Our goal for the rest of the afternoon and evening was to watch the sunset from Lycabettus Hill; the highest point in Greece that offered splendid, beautiful views of the Acropolis, the Aegean Sea and the maze-like-crowded city below us.

Lycabettus Hill
Lycabettus Hill was fairly easy to get to. However, we supposedly took the wrong route. And ended up walking around half the base of the hill – missing the whole sunset too. Thank you Google Maps.
Imperfect Traveller Tip – When searching for it on Google Maps, look for the Funicular stop instead of Lycabettus Hill.
We walked to some point; past plenty of eye-candy police and guards – so I’m assuming it was a high-profile zone, and around the base of half the hill until we realised there was no entrance. Begrudgingly dragging the bestie around until we found the entrance to the Funicular station. Too exhausted to consider hiking up the hill, we rode the cable car to the top instead.
Funicular Ride & The Summit of Lycabettus Hill
The funicular ride cost approximately 10 Euros for a two-way transfer, and it operates every 30 minutes. Boy oh boy, when we finally reached the top; I swear it was so windy and cold, my face froze up and there was no way to stop the wind from getting to my bones too! Barely able to stand in one place for too long; we admired the stunning views from the summit – the Acropolis at night, the looming shadows of the Aegean Sea glistening under the moonlight and the haphazard city of Athens, all lit up and sparkling- looked ever so stunning!

You’ll also find a restaurant and a 19th century Chapel of St.George at the top; the latter offering a few seconds of warmth to defrost our shivering bones!

Our pictures came out somewhat blurry – but hey, that’s why my blog’s called Imperfect Traveller! But to spare you from my blurry pictures- here are the bestie’s pictures instead.
Syntagma Square
We headed back down a little after 7pm and were famished from navigating the hills and slopes of downtown Athens; so, we headed to Syntagma Square to treat ourselves. With what? Why, with a performance from the strong Evzones; a.k.a. the Presidential Guards who protect the Monument of the Unknown Soldier; of course! We watched them march, pivot, march, pivot and salute all over again – our most favourite and memorable thing to do in Athens was watching this ceremonial ritual of the changing of guards.
A Greek Feast
Cold and famished, we walked past Syntagma Square in the opposite direction of the Hellenic Parliament until we found a local restaurant to dine in. Though I was adamant to eat yet another gyro, the waiter convinced me to try another Greek dish instead – I gave in and listened to him. BUT boy did I regret listening to a man again!

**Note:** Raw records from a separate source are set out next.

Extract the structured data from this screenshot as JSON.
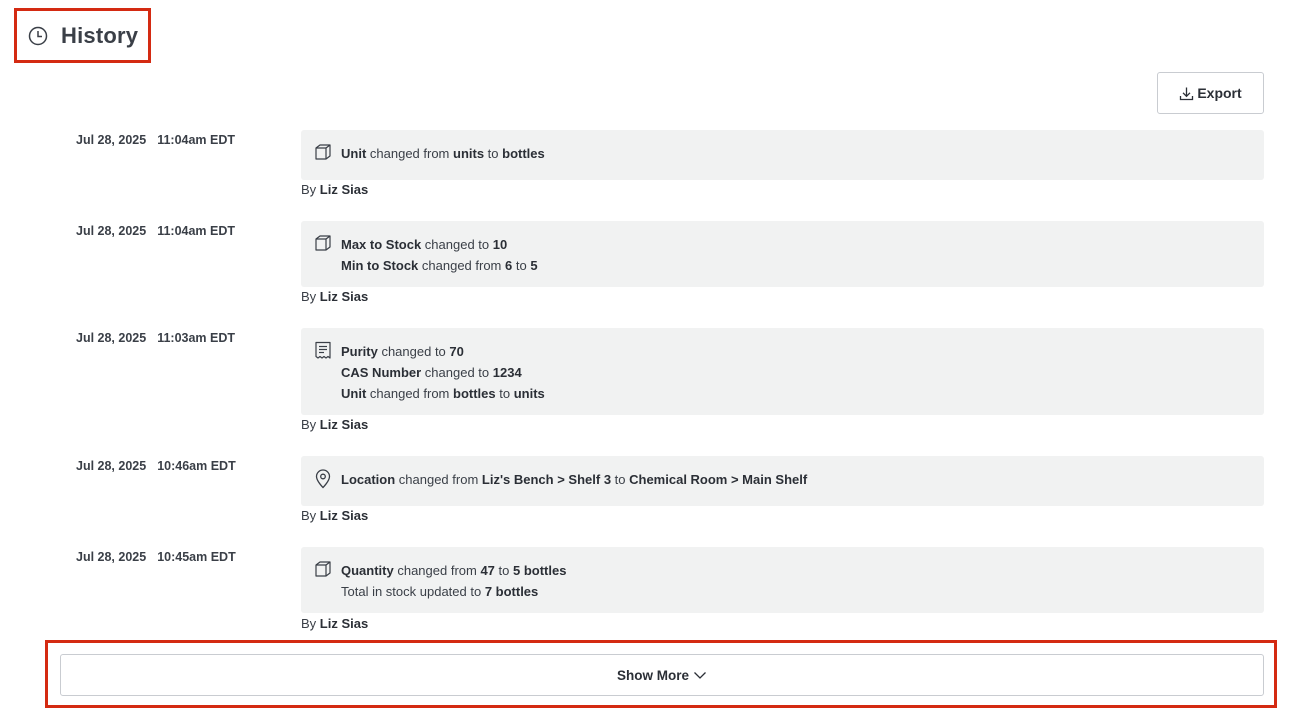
{
  "header": {
    "title": "History",
    "icon": "clock-icon"
  },
  "toolbar": {
    "export_label": "Export",
    "export_icon": "download-icon"
  },
  "entries": [
    {
      "date": "Jul 28, 2025",
      "time": "11:04am EDT",
      "icon": "box-icon",
      "lines": [
        [
          {
            "t": "Unit",
            "b": true
          },
          {
            "t": " changed from "
          },
          {
            "t": "units",
            "b": true
          },
          {
            "t": " to "
          },
          {
            "t": "bottles",
            "b": true
          }
        ]
      ],
      "by_prefix": "By ",
      "by_name": "Liz Sias"
    },
    {
      "date": "Jul 28, 2025",
      "time": "11:04am EDT",
      "icon": "box-icon",
      "lines": [
        [
          {
            "t": "Max to Stock",
            "b": true
          },
          {
            "t": " changed to "
          },
          {
            "t": "10",
            "b": true
          }
        ],
        [
          {
            "t": "Min to Stock",
            "b": true
          },
          {
            "t": " changed from "
          },
          {
            "t": "6",
            "b": true
          },
          {
            "t": " to "
          },
          {
            "t": "5",
            "b": true
          }
        ]
      ],
      "by_prefix": "By ",
      "by_name": "Liz Sias"
    },
    {
      "date": "Jul 28, 2025",
      "time": "11:03am EDT",
      "icon": "receipt-icon",
      "lines": [
        [
          {
            "t": "Purity",
            "b": true
          },
          {
            "t": " changed to "
          },
          {
            "t": "70",
            "b": true
          }
        ],
        [
          {
            "t": "CAS Number",
            "b": true
          },
          {
            "t": " changed to "
          },
          {
            "t": "1234",
            "b": true
          }
        ],
        [
          {
            "t": "Unit",
            "b": true
          },
          {
            "t": " changed from "
          },
          {
            "t": "bottles",
            "b": true
          },
          {
            "t": " to "
          },
          {
            "t": "units",
            "b": true
          }
        ]
      ],
      "by_prefix": "By ",
      "by_name": "Liz Sias"
    },
    {
      "date": "Jul 28, 2025",
      "time": "10:46am EDT",
      "icon": "location-pin-icon",
      "lines": [
        [
          {
            "t": "Location",
            "b": true
          },
          {
            "t": " changed from "
          },
          {
            "t": "Liz's Bench > Shelf 3",
            "b": true
          },
          {
            "t": " to "
          },
          {
            "t": "Chemical Room > Main Shelf",
            "b": true
          }
        ]
      ],
      "by_prefix": "By ",
      "by_name": "Liz Sias"
    },
    {
      "date": "Jul 28, 2025",
      "time": "10:45am EDT",
      "icon": "box-icon",
      "lines": [
        [
          {
            "t": "Quantity",
            "b": true
          },
          {
            "t": " changed from "
          },
          {
            "t": "47",
            "b": true
          },
          {
            "t": " to "
          },
          {
            "t": "5 bottles",
            "b": true
          }
        ],
        [
          {
            "t": "Total in stock updated to "
          },
          {
            "t": "7 bottles",
            "b": true
          }
        ]
      ],
      "by_prefix": "By ",
      "by_name": "Liz Sias"
    }
  ],
  "footer": {
    "show_more_label": "Show More",
    "show_more_icon": "chevron-down-icon"
  },
  "colors": {
    "highlight": "#d42a12",
    "box_bg": "#f1f2f2",
    "text": "#2b2f36"
  }
}
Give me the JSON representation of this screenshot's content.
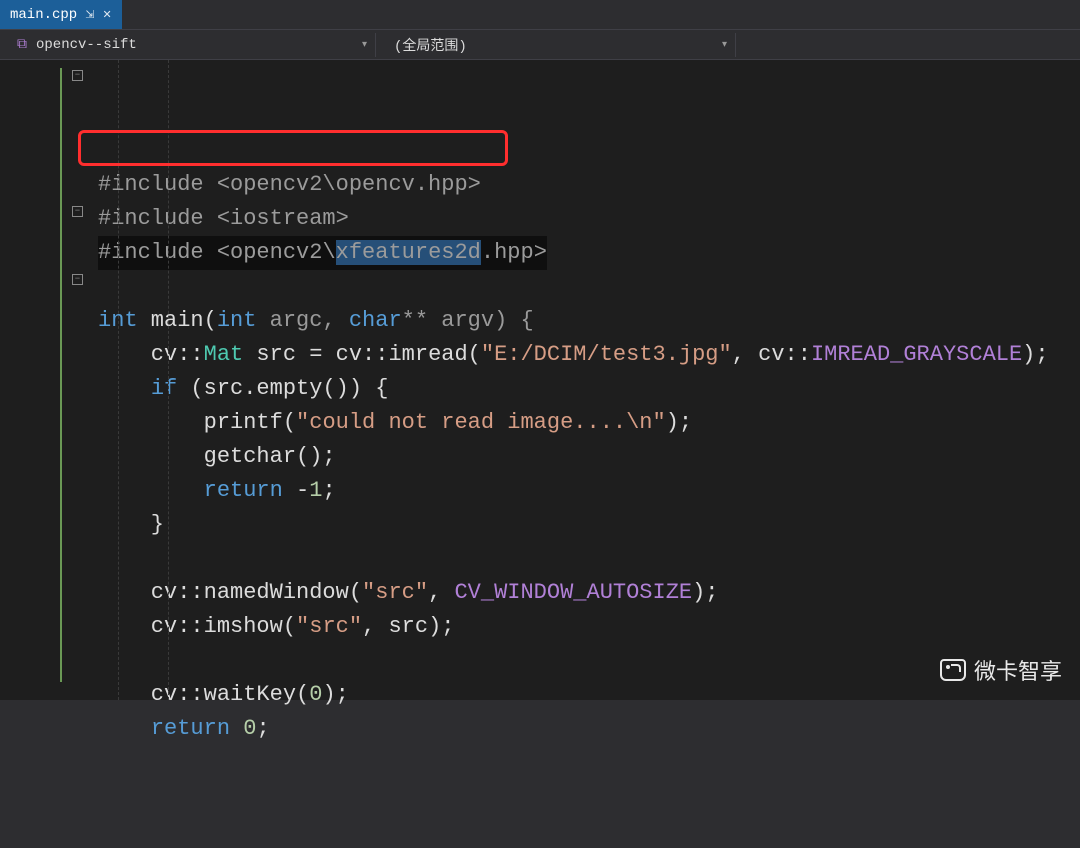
{
  "tab": {
    "filename": "main.cpp",
    "pin_glyph": "⇲",
    "close_glyph": "✕"
  },
  "nav": {
    "scope_left": "opencv--sift",
    "scope_mid": "(全局范围)"
  },
  "code": {
    "l1": "#include <opencv2\\opencv.hpp>",
    "l2": "#include <iostream>",
    "l3_pre": "#",
    "l3_inc": "include ",
    "l3_a": "<opencv2\\",
    "l3_sel": "xfeatures2d",
    "l3_b": ".hpp>",
    "l5_a": "int",
    "l5_b": " main(",
    "l5_c": "int",
    "l5_d": " argc, ",
    "l5_e": "char",
    "l5_f": "** argv) {",
    "l6_a": "    cv::",
    "l6_b": "Mat",
    "l6_c": " src = cv::imread(",
    "l6_d": "\"E:/DCIM/test3.jpg\"",
    "l6_e": ", cv::",
    "l6_f": "IMREAD_GRAYSCALE",
    "l6_g": ");",
    "l7_a": "    ",
    "l7_b": "if",
    "l7_c": " (src.empty()) {",
    "l8_a": "        printf(",
    "l8_b": "\"could not read image....\\n\"",
    "l8_c": ");",
    "l9": "        getchar();",
    "l10_a": "        ",
    "l10_b": "return",
    "l10_c": " -",
    "l10_d": "1",
    "l10_e": ";",
    "l11": "    }",
    "l13_a": "    cv::namedWindow(",
    "l13_b": "\"src\"",
    "l13_c": ", ",
    "l13_d": "CV_WINDOW_AUTOSIZE",
    "l13_e": ");",
    "l14_a": "    cv::imshow(",
    "l14_b": "\"src\"",
    "l14_c": ", src);",
    "l16_a": "    cv::waitKey(",
    "l16_b": "0",
    "l16_c": ");",
    "l17_a": "    ",
    "l17_b": "return",
    "l17_c": " ",
    "l17_d": "0",
    "l17_e": ";"
  },
  "watermark": "微卡智享"
}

About 20 minutes later he showed up at our table with HALF a grilled chicken, some pita bread and a salad. Growing up in our household, we were taught not to waste food; so yes, my challenge for the day; was to conquer this mountain and finish the whole chicken.
Half way through I felt my stomach expand and my pants getting tighter, yet I was adamant to demolish this mountain before me. Besides, the waiters were all watching and secretly judging me for my poor appetite and inability to not finish my plate, and since my momma didn’t raise a quitter, I powered through! I did ask him about how he expected me to finish this; but he told me it was the average portion for ONE person, and he, himself, can easily finish it. Liar.
Unfortunately, I couldn’t finish the whole thing despite my determination. Towards the end, I started feeling like a chicken, both on the inside and out, which eventually made me too nauseous to continue eating. So, I had to leave a chunk back.

On the plus side, after dinner, they gave us a complimentary shot of Mastic Tears; that was sweet and much needed after a hefty dinner.
We walked back to Syntagma Metro Station rather slowly as I had a hard time waddling along – and headed back home. Syntagma Metro Station was built around and within a historical site; and as you walk through you’ll be able to see tons of relics preserved and on display – including this old burial tomb.
The apartment was freezing cold when we got back, but with two layers of thick blankets we tucked ourselves in and watched some local TV until we fell asleep. Our beauty sleep was essential as we planned to explore more of Athens the next day!